Experiments with hyperparameters optimization#

To run experiments with hyperparameters optimization, under directory experiments/, use for instance

python run_hyperopt_classfiers.py --clf_name WildWood --dataset_name adult

with the WildWood classifier and adult dataset. Some options are

--n_estimators or -t: Number of estimators (maximal number of boosting iterations for gradient boosting), default=100.
--hyperopt_evals or -n: Number of hyperopt (hyperoptimization) steps, default=50.

To run experiments with default parameters, under directory experiments/, use

python run_benchmark_default_params_classifiers.py --clf_name WildWood --dataset_name adult

with the WildWood classifier and adult dataset.

Here are the options available for the scripts run_hyperopt_classfiers.py and run_benchmark_default_params_classifiers.py.

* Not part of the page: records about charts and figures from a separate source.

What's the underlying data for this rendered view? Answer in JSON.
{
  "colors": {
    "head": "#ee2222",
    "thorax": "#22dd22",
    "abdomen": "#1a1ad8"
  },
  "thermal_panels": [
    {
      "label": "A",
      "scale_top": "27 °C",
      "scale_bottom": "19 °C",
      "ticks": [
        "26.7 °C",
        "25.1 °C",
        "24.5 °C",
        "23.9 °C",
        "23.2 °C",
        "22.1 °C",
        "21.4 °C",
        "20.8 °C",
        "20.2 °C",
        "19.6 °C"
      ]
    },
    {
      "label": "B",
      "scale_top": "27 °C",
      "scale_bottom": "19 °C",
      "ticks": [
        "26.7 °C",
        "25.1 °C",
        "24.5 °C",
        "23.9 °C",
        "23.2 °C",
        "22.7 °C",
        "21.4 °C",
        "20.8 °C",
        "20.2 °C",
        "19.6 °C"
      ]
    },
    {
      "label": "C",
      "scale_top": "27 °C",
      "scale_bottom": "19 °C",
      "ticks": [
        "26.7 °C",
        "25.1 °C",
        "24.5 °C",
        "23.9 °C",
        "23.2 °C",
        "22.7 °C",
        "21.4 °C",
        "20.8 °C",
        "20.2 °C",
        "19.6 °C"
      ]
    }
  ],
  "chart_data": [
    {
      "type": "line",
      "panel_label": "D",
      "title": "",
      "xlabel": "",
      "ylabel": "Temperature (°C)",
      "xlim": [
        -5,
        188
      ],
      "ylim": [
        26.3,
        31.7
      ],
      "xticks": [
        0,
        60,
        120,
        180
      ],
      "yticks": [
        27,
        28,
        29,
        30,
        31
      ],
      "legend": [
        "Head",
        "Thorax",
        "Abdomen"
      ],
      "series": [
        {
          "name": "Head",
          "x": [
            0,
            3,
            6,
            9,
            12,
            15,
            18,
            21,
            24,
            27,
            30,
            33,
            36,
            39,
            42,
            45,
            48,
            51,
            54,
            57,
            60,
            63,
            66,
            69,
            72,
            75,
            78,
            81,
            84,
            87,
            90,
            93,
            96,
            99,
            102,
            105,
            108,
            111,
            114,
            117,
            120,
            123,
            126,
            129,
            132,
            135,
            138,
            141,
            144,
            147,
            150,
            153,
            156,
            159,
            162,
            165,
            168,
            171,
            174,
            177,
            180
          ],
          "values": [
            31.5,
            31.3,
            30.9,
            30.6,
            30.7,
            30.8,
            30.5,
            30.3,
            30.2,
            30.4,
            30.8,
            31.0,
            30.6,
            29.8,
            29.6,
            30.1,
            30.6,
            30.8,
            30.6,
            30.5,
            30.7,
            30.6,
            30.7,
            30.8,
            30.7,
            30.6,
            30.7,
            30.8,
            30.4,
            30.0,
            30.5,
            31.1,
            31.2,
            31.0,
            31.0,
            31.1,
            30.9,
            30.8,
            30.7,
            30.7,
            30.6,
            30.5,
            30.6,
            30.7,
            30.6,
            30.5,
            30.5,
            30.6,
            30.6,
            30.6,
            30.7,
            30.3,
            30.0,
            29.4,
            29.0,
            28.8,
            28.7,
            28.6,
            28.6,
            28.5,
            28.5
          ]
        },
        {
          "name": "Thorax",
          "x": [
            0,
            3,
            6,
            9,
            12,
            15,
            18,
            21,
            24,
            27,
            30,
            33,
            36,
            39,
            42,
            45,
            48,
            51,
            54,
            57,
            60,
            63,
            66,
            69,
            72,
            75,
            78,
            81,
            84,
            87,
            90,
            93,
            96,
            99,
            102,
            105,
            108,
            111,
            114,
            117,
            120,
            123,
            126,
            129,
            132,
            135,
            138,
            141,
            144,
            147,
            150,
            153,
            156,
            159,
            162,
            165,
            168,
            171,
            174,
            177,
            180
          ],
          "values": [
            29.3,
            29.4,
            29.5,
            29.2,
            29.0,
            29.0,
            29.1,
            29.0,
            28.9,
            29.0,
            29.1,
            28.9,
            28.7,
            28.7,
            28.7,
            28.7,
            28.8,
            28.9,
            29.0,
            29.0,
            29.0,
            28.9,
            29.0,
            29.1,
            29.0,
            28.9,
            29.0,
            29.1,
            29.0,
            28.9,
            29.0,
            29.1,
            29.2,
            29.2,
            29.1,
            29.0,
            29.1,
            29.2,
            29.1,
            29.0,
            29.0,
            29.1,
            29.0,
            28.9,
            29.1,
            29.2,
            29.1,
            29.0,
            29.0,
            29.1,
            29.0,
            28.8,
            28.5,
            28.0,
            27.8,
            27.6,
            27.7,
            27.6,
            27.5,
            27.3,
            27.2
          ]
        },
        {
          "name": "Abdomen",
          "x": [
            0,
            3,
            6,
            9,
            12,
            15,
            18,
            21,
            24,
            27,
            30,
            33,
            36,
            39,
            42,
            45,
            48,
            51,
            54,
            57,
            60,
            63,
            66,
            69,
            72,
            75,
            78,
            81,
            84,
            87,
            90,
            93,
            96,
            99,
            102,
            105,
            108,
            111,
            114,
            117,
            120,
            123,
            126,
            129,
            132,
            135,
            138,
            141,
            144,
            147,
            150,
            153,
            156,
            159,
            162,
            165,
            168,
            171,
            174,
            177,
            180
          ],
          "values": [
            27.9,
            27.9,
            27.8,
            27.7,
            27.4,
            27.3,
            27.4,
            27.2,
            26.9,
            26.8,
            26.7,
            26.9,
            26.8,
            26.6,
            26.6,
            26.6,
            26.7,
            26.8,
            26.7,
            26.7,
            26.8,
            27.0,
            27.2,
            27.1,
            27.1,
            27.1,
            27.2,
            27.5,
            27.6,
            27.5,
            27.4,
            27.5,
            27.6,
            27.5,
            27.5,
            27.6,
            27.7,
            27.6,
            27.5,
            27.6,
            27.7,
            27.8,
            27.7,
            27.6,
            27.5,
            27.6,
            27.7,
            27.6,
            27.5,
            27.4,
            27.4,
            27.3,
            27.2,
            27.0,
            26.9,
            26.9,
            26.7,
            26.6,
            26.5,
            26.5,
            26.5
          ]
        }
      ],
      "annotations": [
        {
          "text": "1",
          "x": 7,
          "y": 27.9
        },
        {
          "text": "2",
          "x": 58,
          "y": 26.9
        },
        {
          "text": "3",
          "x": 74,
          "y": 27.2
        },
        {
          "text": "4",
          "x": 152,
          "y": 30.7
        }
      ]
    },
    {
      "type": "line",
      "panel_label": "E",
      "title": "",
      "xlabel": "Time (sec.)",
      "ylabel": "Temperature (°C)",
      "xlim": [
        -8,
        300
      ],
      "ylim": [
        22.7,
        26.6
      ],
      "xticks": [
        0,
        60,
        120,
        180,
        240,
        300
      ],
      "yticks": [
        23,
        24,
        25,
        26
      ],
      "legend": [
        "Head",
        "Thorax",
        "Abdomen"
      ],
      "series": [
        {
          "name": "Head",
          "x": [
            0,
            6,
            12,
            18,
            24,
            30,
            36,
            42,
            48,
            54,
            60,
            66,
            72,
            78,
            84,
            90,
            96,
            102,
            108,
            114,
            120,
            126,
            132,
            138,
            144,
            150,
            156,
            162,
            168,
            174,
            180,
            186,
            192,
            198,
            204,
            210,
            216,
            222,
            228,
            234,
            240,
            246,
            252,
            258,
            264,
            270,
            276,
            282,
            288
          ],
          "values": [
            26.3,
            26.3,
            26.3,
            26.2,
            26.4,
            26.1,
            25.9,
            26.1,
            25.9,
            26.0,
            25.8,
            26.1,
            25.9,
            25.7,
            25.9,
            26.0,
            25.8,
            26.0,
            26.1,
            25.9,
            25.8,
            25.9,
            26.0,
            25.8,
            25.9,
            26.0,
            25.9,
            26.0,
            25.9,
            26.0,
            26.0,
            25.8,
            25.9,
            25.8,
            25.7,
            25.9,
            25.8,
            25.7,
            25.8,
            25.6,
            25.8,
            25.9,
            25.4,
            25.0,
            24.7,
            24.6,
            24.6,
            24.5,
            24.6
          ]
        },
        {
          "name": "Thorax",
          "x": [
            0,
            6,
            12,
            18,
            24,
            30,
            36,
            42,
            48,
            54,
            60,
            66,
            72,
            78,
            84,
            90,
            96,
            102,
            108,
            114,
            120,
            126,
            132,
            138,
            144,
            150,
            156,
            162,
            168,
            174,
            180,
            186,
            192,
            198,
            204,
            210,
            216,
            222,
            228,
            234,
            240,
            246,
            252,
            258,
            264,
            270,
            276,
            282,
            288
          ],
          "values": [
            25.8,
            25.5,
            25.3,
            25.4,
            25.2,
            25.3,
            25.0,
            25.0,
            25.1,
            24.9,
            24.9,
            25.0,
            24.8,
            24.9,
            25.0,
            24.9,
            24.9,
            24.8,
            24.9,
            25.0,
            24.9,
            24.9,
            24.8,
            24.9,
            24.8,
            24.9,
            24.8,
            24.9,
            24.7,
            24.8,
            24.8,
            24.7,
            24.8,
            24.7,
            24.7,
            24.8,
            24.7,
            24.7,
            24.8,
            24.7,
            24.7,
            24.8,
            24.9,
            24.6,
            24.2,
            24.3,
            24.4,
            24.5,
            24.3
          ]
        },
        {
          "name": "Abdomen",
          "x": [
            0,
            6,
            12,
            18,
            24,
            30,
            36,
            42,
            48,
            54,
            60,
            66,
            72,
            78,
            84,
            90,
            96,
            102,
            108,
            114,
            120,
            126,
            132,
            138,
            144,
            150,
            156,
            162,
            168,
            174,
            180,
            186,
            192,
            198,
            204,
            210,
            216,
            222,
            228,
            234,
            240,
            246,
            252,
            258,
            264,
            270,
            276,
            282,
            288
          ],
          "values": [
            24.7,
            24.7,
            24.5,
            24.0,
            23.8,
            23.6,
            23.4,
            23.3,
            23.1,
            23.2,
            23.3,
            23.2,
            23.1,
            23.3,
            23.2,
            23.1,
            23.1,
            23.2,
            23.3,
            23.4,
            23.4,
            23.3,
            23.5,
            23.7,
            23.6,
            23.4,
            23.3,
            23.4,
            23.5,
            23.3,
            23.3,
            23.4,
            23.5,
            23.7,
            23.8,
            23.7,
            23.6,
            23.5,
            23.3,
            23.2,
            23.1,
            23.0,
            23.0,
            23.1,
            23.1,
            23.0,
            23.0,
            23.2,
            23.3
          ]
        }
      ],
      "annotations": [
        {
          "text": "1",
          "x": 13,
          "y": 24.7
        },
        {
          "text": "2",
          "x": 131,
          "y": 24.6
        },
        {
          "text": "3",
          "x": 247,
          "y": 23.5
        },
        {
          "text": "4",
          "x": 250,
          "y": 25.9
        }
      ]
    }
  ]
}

dataset_name: can be set as adult, bank, breastcancer, car, cardio, churn, default-cb, letter, satimage, sensorless, spambase, amazon, covtype, internet, kick, kddcup, higgs
clf_name: can be set as LGBMClassifier, XGBClassifier, CatBoostClassifier, RandomForestClassifier, HistGradientBoostingClassifier, WildWood

Figure 1 is produced using fig_aggregation_effect.py.
Figure 2 is produced using n_tree_experiment.py.
Tables 1 and 3 from the paper are produced using run_hyperopt_classfiers.py with n_estimators=5000 for gradient boosting algorithms and with n_estimators=n for RFn and WWn. Use
```
python run_hyperopt_classfiers.py --clf_name <classifier> --dataset_name <dataset> --n_estimators <n_estimators>
```
for each pair (<classifier>, <dataset>) to run hyperparameters optimization experiments and use for example
```
import pickle as pkl
filename = 'exp_hyperopt_xxx.pickle'
with open(filename, "rb") as f:
    results = pkl.load(f)
df = results["results"]
```
to retrieve experiments information, such as AUC, logloss and their standard deviations.
Tables 2 and 4 are produced with benchmark_default_params.py, using
```
python run_benchmark_default_params_classifiers.py --clf_name <classifier> --dataset_name <dataset>
```
for each pair (<classifier>, <dataset>) to run experiments with default parameters and use similar commands to retrieve experiments information.
Using experiments results (AUC and fit time) done by run_hyperopt_classfiers.py, then concatenating dataframes and using fig_auc_fit_time.py to produce Figure 3.

[C1] (1,2)

Stéphane Gaïffas, Ibrahim Merad, and Yiyang Yu. Wildwood: a new random forest algorithm. 2021. arXiv:2109.08010.